California’s Department of Veterans Affairs poured nearly $28 million into a new electronic medical record system for its treatment centers, yet managed to construct only a faulty system that endangers its patients, according to a new report by the state auditor.
Auditor Elaine Howle and her staff released the report at the request of state lawmakers last week, charging that the department, also known as CalVet, failed to manage the project correctly from its inception in 2007. The auditors claim the IT system the department built has made basic recordkeeping tasks more difficult for staffers at its eight medical facilities, making crucial patient information hard to find and leaving vital prescriptions unfilled.
Though CalVet ultimately cancelled its contract with a vendor to build the system in 2015, the analysts believe leaders knew about some of its problems as early as mid-2012 and took too long to address them. Similarly, they wrote that the state’s Department of Technology also failed to provide enough oversight of the project, and they recommend a reforms for how both departments should manage major IT efforts going forward.
“CalVet’s project management failed to promptly identify and address the system’s functionality issues,” Howle wrote in a letter to Gov. Jerry Brown and state legislators attached to the report. “CalVet did not exercise adequate oversight of its system project.”
The heads of both departments penned letters saying they agreed with the auditors’ recommendations, with CalVet Secretary Vito Imbasciani pledging that his department will have a replacement system ready by 2017.
“In retrospect, we could have moved more quickly or acted with greater urgency,” Imbasciani wrote. “I believe CalVet has already made great strides towards implementing the resolutions.”
But the auditors noted that CalVet will have to continue using the outdated system in the meantime, leaving the facilities without a functional system for sharing and recording patient information.
Howle and her staff believe that problems with the system’s development popped up soon after CalVet kicked off the project in January 2007. Specifically, the auditors believe the department didn’t follow state guidelines for putting a targeted plan in place and setting appropriate limits for the project’s contractor before they started work, leading to a series of missteps over the next few years.
“Because CalVet did not develop this plan, it did not have a process to ensure that proposed changes to the project included only the work required to complete the project successfully and to remain within the boundaries of the defined scope,” the auditors wrote.

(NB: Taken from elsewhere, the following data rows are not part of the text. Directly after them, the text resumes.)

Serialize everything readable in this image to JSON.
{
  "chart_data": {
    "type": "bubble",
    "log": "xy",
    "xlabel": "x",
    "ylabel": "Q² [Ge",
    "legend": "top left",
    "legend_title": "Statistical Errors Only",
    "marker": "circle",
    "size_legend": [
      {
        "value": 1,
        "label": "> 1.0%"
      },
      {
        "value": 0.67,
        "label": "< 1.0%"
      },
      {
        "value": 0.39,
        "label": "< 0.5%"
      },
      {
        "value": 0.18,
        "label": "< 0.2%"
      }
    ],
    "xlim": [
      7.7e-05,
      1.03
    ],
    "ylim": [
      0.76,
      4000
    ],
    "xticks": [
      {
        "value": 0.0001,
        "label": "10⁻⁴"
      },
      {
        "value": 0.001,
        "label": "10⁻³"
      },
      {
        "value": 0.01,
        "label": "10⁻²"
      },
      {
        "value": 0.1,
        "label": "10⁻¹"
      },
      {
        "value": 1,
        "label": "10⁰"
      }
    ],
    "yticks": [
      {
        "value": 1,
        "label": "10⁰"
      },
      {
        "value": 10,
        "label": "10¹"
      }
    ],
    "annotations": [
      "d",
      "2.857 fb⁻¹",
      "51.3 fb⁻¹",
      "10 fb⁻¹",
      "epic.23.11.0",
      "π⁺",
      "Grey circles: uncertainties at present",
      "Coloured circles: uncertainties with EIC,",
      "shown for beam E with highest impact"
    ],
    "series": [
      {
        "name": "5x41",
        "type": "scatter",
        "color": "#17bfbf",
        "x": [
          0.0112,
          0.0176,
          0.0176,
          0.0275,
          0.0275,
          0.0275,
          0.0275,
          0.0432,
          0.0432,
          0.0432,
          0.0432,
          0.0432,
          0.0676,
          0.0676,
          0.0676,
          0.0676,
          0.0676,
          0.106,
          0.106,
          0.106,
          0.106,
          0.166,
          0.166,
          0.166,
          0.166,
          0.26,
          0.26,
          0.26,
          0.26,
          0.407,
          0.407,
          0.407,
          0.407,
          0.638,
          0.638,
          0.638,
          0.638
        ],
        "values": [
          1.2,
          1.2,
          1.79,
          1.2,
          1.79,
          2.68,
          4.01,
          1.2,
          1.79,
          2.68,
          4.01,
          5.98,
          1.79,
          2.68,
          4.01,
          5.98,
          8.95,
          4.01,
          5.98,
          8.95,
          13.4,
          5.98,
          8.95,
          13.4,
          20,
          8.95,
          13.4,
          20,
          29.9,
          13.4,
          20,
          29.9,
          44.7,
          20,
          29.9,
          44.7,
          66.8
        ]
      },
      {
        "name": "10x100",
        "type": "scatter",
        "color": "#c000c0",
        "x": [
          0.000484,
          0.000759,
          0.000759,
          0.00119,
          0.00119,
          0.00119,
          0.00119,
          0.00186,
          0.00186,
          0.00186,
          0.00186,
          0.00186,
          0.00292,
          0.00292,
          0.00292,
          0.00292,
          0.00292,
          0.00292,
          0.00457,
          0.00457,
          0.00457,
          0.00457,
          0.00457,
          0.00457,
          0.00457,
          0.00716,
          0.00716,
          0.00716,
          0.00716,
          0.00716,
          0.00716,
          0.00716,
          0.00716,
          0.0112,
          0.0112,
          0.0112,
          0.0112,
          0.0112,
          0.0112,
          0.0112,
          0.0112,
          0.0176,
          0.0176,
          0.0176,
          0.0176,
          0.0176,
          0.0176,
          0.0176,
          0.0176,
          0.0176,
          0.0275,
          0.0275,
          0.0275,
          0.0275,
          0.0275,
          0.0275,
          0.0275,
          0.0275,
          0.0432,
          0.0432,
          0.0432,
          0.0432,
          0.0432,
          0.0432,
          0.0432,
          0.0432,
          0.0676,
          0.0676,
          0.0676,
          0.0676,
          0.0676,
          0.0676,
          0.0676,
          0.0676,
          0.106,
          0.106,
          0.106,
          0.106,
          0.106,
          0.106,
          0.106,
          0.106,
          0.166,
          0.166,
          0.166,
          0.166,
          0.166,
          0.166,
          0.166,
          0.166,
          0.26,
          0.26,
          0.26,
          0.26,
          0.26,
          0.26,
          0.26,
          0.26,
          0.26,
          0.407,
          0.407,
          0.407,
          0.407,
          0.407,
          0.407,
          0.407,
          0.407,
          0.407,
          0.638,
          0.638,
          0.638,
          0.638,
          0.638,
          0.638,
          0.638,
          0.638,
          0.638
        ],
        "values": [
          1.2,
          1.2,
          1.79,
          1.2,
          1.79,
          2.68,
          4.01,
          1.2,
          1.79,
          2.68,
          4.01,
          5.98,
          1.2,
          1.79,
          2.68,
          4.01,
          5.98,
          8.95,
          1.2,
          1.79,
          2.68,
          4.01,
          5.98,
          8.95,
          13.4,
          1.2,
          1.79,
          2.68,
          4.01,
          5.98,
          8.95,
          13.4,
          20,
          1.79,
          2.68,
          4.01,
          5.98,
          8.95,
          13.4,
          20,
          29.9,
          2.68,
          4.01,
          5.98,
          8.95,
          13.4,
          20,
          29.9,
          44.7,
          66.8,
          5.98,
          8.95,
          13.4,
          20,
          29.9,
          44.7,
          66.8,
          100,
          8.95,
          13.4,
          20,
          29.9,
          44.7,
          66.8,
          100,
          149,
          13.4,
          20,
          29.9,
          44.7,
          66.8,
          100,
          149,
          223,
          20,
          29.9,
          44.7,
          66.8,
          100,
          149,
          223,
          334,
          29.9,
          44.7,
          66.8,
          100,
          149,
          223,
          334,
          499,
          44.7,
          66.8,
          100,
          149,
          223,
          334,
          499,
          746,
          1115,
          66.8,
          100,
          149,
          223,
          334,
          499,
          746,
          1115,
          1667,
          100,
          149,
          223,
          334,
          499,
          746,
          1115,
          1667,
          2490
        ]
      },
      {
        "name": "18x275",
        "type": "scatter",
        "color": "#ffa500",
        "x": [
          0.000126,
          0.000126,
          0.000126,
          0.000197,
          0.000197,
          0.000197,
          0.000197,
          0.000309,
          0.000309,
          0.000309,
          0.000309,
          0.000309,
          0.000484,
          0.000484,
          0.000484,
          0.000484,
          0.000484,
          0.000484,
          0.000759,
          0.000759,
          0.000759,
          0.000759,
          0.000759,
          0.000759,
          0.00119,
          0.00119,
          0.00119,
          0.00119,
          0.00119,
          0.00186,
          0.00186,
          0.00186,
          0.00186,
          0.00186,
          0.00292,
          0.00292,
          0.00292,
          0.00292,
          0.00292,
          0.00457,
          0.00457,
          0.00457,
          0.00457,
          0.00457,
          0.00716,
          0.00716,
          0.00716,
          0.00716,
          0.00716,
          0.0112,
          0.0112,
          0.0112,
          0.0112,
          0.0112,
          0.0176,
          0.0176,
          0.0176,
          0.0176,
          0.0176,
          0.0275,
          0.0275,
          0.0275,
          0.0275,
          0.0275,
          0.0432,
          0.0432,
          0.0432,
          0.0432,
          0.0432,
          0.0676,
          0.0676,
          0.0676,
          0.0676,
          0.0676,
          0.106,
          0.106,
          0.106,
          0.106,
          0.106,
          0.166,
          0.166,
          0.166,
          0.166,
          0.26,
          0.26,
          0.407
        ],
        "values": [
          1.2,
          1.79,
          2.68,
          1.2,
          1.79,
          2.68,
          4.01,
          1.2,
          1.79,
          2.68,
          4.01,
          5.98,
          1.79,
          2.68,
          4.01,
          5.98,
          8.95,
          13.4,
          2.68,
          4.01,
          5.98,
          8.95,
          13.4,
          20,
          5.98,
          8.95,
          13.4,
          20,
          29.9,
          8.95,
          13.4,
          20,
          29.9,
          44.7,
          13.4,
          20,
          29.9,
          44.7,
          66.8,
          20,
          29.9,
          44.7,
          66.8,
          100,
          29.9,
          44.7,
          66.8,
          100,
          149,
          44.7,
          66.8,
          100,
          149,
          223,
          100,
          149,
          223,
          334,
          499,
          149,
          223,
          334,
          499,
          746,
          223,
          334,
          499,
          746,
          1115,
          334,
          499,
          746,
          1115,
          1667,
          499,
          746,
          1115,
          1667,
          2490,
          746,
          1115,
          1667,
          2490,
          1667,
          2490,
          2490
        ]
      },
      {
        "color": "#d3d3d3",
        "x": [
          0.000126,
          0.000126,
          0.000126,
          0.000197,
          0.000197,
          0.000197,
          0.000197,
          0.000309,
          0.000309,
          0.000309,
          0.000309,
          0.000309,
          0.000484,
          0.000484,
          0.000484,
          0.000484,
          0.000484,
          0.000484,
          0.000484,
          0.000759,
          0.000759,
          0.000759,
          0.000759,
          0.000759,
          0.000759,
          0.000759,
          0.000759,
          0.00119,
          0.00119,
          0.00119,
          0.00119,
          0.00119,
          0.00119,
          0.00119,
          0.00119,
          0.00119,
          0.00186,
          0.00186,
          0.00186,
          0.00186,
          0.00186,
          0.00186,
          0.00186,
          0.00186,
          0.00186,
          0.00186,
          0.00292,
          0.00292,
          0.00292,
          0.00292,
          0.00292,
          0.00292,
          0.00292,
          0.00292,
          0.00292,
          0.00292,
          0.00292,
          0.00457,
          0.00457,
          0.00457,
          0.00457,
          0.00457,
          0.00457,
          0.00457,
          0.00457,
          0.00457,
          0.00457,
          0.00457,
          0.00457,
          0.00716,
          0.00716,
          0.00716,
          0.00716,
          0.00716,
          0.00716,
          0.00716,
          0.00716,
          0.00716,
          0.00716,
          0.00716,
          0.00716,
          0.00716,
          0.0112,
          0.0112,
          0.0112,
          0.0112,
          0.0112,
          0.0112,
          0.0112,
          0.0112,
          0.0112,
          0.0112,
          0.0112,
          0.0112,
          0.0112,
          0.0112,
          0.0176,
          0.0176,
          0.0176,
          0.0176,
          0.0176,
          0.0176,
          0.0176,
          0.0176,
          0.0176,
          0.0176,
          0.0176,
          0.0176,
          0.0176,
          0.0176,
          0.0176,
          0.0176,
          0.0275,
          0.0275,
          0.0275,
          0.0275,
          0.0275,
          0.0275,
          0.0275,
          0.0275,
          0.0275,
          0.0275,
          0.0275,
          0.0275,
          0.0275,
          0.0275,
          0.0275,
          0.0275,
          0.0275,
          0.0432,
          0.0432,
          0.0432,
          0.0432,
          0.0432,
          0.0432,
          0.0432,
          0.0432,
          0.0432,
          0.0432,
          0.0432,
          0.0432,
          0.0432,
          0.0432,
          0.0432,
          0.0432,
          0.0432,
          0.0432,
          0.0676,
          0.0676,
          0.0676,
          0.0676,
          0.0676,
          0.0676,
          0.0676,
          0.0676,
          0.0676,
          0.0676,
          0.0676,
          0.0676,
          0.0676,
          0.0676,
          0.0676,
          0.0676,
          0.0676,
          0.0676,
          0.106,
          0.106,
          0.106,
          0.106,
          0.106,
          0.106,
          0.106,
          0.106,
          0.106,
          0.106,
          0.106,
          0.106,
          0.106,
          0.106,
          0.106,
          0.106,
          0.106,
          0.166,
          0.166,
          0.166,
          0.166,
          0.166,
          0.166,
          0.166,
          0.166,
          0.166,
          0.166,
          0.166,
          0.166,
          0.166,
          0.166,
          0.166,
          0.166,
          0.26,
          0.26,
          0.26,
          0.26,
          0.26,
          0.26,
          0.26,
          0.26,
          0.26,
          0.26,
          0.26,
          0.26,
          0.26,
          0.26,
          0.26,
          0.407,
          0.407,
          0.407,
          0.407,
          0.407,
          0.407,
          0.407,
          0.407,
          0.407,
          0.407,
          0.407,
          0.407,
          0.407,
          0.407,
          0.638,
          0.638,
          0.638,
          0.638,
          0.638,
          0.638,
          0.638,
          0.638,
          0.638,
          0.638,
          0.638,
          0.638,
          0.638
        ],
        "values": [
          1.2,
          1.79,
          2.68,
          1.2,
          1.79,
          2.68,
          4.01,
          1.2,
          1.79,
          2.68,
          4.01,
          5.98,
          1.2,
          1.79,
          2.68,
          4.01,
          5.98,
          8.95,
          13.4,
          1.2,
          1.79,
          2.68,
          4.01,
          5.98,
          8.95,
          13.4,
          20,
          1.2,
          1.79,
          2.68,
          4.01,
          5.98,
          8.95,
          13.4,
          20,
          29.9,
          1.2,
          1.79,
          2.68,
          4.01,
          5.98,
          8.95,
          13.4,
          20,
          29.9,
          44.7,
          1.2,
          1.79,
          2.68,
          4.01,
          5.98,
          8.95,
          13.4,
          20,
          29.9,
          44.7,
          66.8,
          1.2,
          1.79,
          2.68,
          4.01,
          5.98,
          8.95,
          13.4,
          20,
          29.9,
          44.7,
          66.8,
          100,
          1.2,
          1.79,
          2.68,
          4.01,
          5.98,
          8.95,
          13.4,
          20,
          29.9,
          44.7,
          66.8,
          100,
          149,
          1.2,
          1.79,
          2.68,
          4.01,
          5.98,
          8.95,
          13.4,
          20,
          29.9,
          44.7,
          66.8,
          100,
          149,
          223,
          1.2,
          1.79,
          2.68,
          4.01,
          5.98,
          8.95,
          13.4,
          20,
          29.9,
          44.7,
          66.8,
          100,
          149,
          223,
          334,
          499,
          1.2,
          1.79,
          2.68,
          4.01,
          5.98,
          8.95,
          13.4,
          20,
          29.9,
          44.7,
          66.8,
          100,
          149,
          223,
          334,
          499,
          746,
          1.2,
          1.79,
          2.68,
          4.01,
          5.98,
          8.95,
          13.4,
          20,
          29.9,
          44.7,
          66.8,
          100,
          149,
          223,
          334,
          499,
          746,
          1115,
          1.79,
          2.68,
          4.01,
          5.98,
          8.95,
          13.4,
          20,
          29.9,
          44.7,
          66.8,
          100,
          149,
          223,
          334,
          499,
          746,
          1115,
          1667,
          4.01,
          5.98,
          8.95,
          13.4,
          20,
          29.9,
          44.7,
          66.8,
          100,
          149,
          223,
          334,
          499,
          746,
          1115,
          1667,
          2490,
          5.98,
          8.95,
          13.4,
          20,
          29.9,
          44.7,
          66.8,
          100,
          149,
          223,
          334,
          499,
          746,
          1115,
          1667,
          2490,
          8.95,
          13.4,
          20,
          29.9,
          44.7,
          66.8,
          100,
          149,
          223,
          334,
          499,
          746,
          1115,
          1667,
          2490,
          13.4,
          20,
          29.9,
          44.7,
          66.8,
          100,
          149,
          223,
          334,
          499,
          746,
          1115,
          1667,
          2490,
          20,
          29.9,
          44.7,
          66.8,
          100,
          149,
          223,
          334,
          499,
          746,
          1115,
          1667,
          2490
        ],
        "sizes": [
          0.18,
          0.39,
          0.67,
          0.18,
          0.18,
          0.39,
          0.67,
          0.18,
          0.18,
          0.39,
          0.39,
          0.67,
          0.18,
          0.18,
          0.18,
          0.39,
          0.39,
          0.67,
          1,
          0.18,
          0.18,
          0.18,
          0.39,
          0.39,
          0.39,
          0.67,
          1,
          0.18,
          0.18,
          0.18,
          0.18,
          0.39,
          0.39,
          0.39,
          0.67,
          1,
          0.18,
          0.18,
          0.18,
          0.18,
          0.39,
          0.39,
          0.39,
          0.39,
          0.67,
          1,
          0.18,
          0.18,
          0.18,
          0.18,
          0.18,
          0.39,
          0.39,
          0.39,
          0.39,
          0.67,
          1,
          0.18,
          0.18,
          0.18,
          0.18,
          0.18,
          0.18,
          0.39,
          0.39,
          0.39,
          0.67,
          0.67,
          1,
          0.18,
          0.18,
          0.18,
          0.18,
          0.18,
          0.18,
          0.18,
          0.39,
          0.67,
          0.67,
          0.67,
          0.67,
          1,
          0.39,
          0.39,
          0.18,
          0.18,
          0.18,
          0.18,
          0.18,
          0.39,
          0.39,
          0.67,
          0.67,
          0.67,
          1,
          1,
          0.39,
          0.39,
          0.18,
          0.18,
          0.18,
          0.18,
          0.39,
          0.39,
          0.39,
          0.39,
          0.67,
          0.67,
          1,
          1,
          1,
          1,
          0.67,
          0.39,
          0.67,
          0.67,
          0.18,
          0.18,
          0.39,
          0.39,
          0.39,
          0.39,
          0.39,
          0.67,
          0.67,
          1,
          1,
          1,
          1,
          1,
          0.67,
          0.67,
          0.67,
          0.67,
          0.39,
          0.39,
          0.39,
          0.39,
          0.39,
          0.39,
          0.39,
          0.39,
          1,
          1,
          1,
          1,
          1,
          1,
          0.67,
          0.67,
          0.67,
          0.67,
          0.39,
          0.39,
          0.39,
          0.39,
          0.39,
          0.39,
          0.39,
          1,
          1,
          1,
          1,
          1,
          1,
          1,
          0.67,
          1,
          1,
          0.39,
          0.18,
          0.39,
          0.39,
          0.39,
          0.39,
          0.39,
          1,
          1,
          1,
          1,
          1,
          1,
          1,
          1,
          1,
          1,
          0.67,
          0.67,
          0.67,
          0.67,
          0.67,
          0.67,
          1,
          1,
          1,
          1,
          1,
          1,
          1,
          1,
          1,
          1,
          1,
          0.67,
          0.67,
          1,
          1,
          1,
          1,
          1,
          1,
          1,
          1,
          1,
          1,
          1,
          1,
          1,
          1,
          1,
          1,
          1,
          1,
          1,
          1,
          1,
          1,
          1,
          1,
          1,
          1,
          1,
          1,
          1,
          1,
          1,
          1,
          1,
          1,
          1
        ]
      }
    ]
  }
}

Accordingly, the analysts believe CalVet “limited its ability to detect deficiencies earlier in the development of the system.” But when some members of the team overseeing the project first reported noticing some problems with the component of the system letting facilities order and track prescription drugs in June 2012, the auditors found that department leaders didn’t put that part of the project on hold to resolve those issues until December 2013, “having spent nearly $6 million from the time staff began reporting problems.”
Once CalVet paused construction, the Department of Technology stepped in to help mediate negotiations between the contractor and CalVet to find appropriate steps to move forward. However, the auditors believe the technology department wasn’t particularly effective in overseeing this process.
When CalVet decided to pay the project’s vendor $350,000 to terminate their contract ahead of schedule by late 2014, the analysts believe the IT department didn’t appropriately evaluate whether that deal was in the state’s best interest and failed to provide adequate documentation for these deliberations. Auditors also feel IT staffers dropped the ball when it came to reviewing the work of the independent oversight firm CalVet hired for help on the project.
Overall, the auditors feel both departments failed to keep accurate records about many stages of the process, leading to some of the project’s issues over the years.
Accordingly, the analysts recommend that both agencies overhaul their records retention processes before the year is up. They also want CalVet to more clearly define the responsibilities of project managers overseeing the construction of these sorts of systems, and ensure that leaders put a “formal process” in place to make sure these projects are being reviewed regularly.
Imbasciani wrote that his department would comply in full with all those recommendations, noting that CalVet’s “new leadership” at the top will help shepherd the successful construction of the new system by next year.
But until that work is finished, the auditors warn that the state is in danger of putting the costs of its failures squarely on the very veterans the department is trying to help.
“We believe the overall quality of care provided to the veterans is negatively affected by these inefficiencies,” the auditors wrote. “Without a fully integrated system that is used in a standardized way, the homes cannot operate seamlessly with other homes and electronically share care information.”